Question

The coordinate of point in which the line joining the point $(2,5, - 7)$ and $( - 3, - 1,8)$ are intersected by the y-z planes are
A. $(0,\dfrac{{13}}{5}, - 1)$
B. $(0,\dfrac{{ - 13}}{5}, - 2)$
C. $(0,\dfrac{{ - 13}}{5},\dfrac{2}{5})$
D. $(0,\dfrac{{13}}{5},\dfrac{2}{5})$

Answer 1

Hint: Given, the line joining the point $(2,5, - 7)$ and $( - 3, - 1,8)$. We have to find the coordinate of the point which is the intersection point of the line joining the point $(2,5, - 7)$ and $( - 3, - 1,8)$ and the y-z plane.

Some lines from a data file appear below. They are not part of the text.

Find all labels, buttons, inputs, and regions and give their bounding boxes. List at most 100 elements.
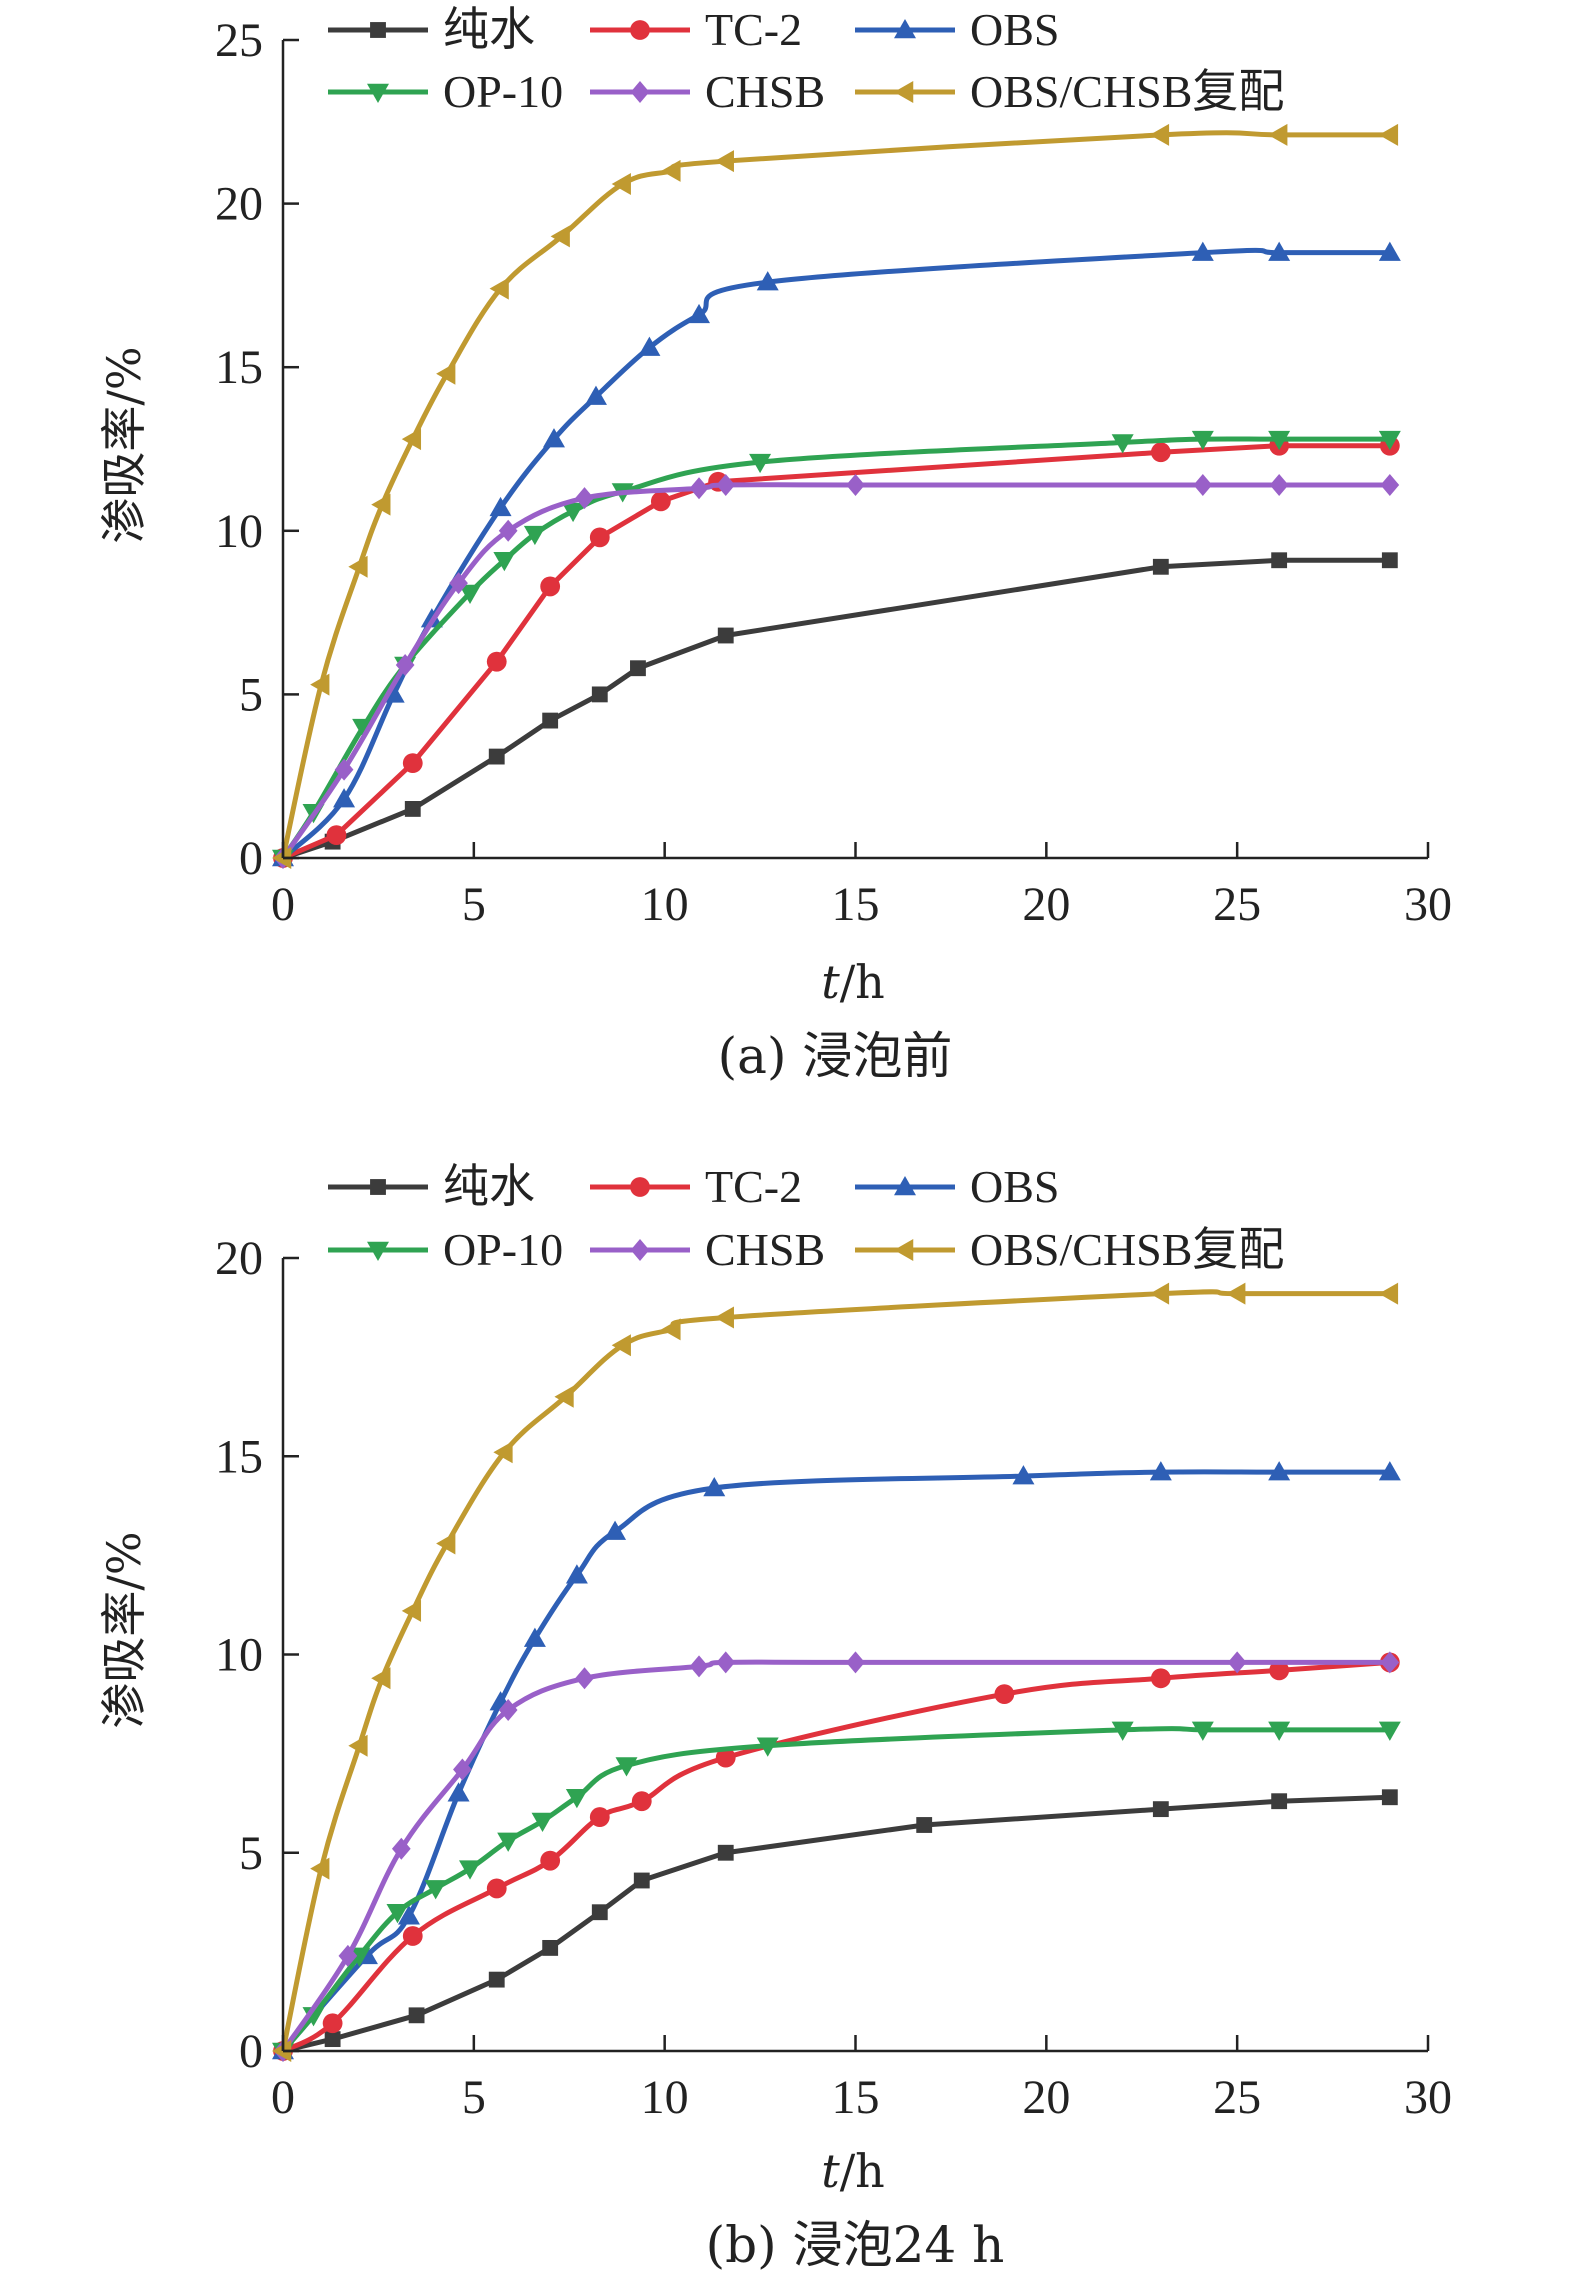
data-point-a-5 [310,673,330,696]
legend-marker-b-5 [894,1239,914,1261]
series-line-a-5 [280,130,1393,861]
data-point-b-3 [386,1903,409,1924]
data-point-b-3 [565,1788,588,1809]
data-point-a-1 [650,491,671,512]
series-line-b-1 [280,1659,1393,2054]
legend-entry-a-0: 纯水 [328,4,535,55]
legend-label-b-0: 纯水 [443,1161,535,1212]
x-tick-label-b: 15 [832,2071,880,2124]
series-a-2 [272,241,1401,867]
data-point-b-5 [661,1318,681,1341]
series-line-b-0 [280,1794,1393,2054]
data-point-b-3 [459,1860,482,1880]
series-a-1 [273,435,1400,868]
y-tick-label-a: 5 [239,668,263,721]
legend-label-b-4: CHSB [705,1224,825,1275]
data-point-b-5 [1149,1282,1170,1305]
data-point-b-1 [994,1684,1015,1705]
data-point-b-1 [715,1747,736,1768]
data-point-b-0 [1271,1793,1288,1810]
y-tick-label-b: 5 [239,1827,263,1880]
data-point-b-3 [424,1880,447,1900]
x-tick-label-b: 10 [641,2071,689,2124]
series-line-a-0 [280,557,1393,861]
x-axis-title-var-b: t [821,2144,840,2198]
data-point-a-1 [402,753,423,774]
legend-entry-a-4: CHSB [590,66,825,117]
data-point-b-4 [391,1837,411,1860]
data-point-b-5 [1378,1282,1399,1305]
data-point-a-0 [1381,552,1398,569]
legend-b: 纯水 TC-2 OBS OP-10 CHSB OBS/CHSB复配 [328,1161,1284,1275]
data-point-a-5 [661,159,681,182]
legend-marker-b-3 [367,1241,389,1261]
data-point-a-3 [493,551,516,572]
axes-a: 0 5 10 15 20 25 0 5 10 15 20 25 30 [215,14,1452,931]
data-point-b-2 [604,1520,627,1540]
data-point-a-4 [1380,473,1400,496]
data-point-a-0 [591,686,608,703]
data-point-a-5 [489,277,509,300]
data-point-b-2 [397,1905,420,1925]
legend-label-b-1: TC-2 [705,1161,802,1212]
data-point-a-2 [688,303,711,324]
data-point-b-1 [402,1926,423,1946]
data-point-b-1 [540,1850,561,1871]
data-point-b-1 [1150,1668,1171,1689]
data-point-b-1 [631,1791,652,1812]
data-point-a-4 [498,519,518,542]
data-point-b-5 [348,1734,368,1757]
data-point-a-5 [550,225,570,248]
data-point-a-0 [542,712,559,729]
legend-entry-a-3: OP-10 [328,66,563,117]
y-tick-label-a: 25 [215,14,263,67]
series-line-a-1 [280,443,1393,861]
data-point-b-2 [1378,1461,1401,1481]
data-point-a-3 [523,525,546,546]
data-point-a-0 [717,627,734,644]
series-line-a-2 [280,247,1393,861]
data-point-b-4 [498,1699,518,1722]
x-tick-label-a: 0 [271,878,295,931]
legend-label-a-5: OBS/CHSB复配 [970,66,1284,117]
data-point-b-4 [846,1651,865,1674]
data-point-a-4 [846,473,865,496]
data-point-a-2 [584,385,607,405]
data-point-b-0 [324,2031,341,2048]
data-point-a-0 [630,660,646,677]
data-point-b-0 [633,1872,650,1889]
data-point-b-5 [611,1334,631,1357]
series-b-1 [273,1652,1400,2061]
x-tick-label-b: 20 [1022,2071,1070,2124]
caption-a: (a) 浸泡前 [718,1027,953,1085]
series-b-4 [273,1651,1400,2062]
legend-entry-a-2: OBS [855,4,1059,55]
series-a-3 [272,430,1401,869]
data-point-b-1 [486,1878,507,1899]
data-point-a-1 [326,825,347,845]
data-point-b-5 [272,2040,292,2062]
series-b-2 [272,1461,1401,2060]
data-point-b-0 [542,1939,559,1956]
legend-label-a-3: OP-10 [443,66,563,117]
data-point-a-2 [1378,241,1401,261]
legend-label-a-0: 纯水 [443,4,535,55]
y-tick-label-b: 10 [215,1629,263,1682]
data-point-b-5 [310,1857,330,1880]
x-tick-label-b: 30 [1404,2071,1452,2124]
legend-marker-b-1 [630,1177,650,1197]
data-point-b-0 [488,1971,505,1988]
legend-label-a-1: TC-2 [705,4,802,55]
data-point-b-1 [589,1807,610,1827]
data-point-b-4 [453,1758,472,1781]
legend-label-a-2: OBS [970,4,1059,55]
data-point-a-5 [714,150,734,173]
x-axis-title-var-a: t [821,955,840,1009]
legend-entry-b-3: OP-10 [328,1224,563,1275]
data-point-a-0 [488,748,505,765]
data-point-a-2 [333,788,356,808]
data-point-a-5 [371,493,391,516]
data-point-b-0 [591,1904,608,1921]
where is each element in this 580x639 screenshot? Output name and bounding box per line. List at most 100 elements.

First, we will find the equation of the line and then use the concept that when the line intersects the y-z plane x-coordinate is zero to find the coordinates points.

Formula used:
Equation of line joining two points $\dfrac{{x - {x_1}}}{{{x_2} - {x_1}}} = \dfrac{{y - {y_1}}}{{{y_2} - {y_1}}} = \dfrac{{z - {z_1}}}{{{z_2} - {z_1}}}$

Complete step by step solution:
Given, the line joining the point $(2,5, - 7)$ and $( - 3, - 1,8)$.
Equation of line joining two points $\dfrac{{x - {x_1}}}{{{x_2} - {x_1}}} = \dfrac{{y - {y_1}}}{{{y_2} - {y_1}}} = \dfrac{{z - {z_1}}}{{{z_2} - {z_1}}}$
So, using the above formula
$\dfrac{{x - 2}}{-5} = \dfrac{{y - 5}}{-6} = \dfrac{{z + 7}}{{15}}$
Multiplying by -1,
$\dfrac{{x - 2}}{5} = \dfrac{{y - 5}}{6} = \dfrac{{z + 7}}{{ - 15}}$
When the line meets y-z plane
$ \Rightarrow x = 0$
$ \Rightarrow \dfrac{{ - 2}}{5} = \dfrac{{y - 5}}{6} = \dfrac{{z + 7}}{{ - 15}}$
Comparing first two
$\dfrac{{ - 2}}{5} = \dfrac{{y - 5}}{6}$
Cross multiplying
$ - 2 \times 6 = 5(y - 5)$
After solving
$ - 12 = 5y - 25$
Shifting variable on one side and constant on other
$5y = - 12 + 25$
$5y = 13$
Dividing both sides by 5
$y = \dfrac{{13}}{5}$
Comparing last two
$\dfrac{{ - 2}}{5} = \dfrac{{z + 7}}{{ - 15}}$
Cross multiplying
$30 = 5z + 35$
Shifting variable on one side and constant on other
$5z = - 35 + 30$
$5z = - 5$
Dividing both sides by 5
$z = - 1$
Hence, $(x,y,z) = (0,\dfrac{{13}}{5}, - 1)$

So, option (A) is the correct answer.

Note: Students should find the equation of the line correctly so that they can do further calculations correctly. And should understand the concept that when a line intersects the y-z plane means x-coordinate is zero. This will help to find the value of y and z. They should pay attention to every detail while solving question.